During the conference, the delegates debated the suspension of the “working group” and transferring its mandate to an “expert group.” The working group comprises representatives from country-signatories to the treaty, while the expert group consists of nominated individuals not representing their respective countries.

The Philippine delegation opposed the expert group’s mandate over policymaking, citing certain legal principles that cannot be compromised under the appeal of flexibility and consensus.

“We need to assert, Mr. Speaker, that the expert group must be subordinated to the primacy and the dominant role of the working group consisting of state parties. Because they are the ones accountable to and responsible for the interests of their respective nationalities. We have to emphasize, Mr. Speaker, that the working group has the mandate,” Marcoleta said.

“The working group provides the personality and legitimacy to the work of the expert group. Therefore, the working group cannot arrogate upon itself the mandate exclusively reserved for the working group, as they are members of the FCTC,” he said.

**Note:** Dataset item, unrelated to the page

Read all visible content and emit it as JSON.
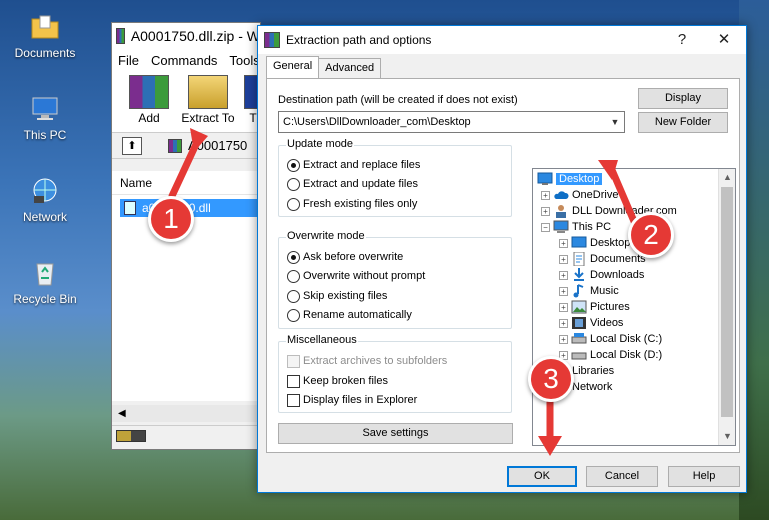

Marcoleta pointed out that the Philippine delegation operated in accordance with the country’s laws.  “We are simply advocating for our own laws. Because it is stated in the charter of the FCTC that the provisions of this convention shall be subject to and in accordance with the national laws of the member countries,” he said.

He said the Philippines delegation made a national statement. “We worked for about two weeks, Mr. Speaker, before we left, to ensure a unified statement based on our national policy,” he said.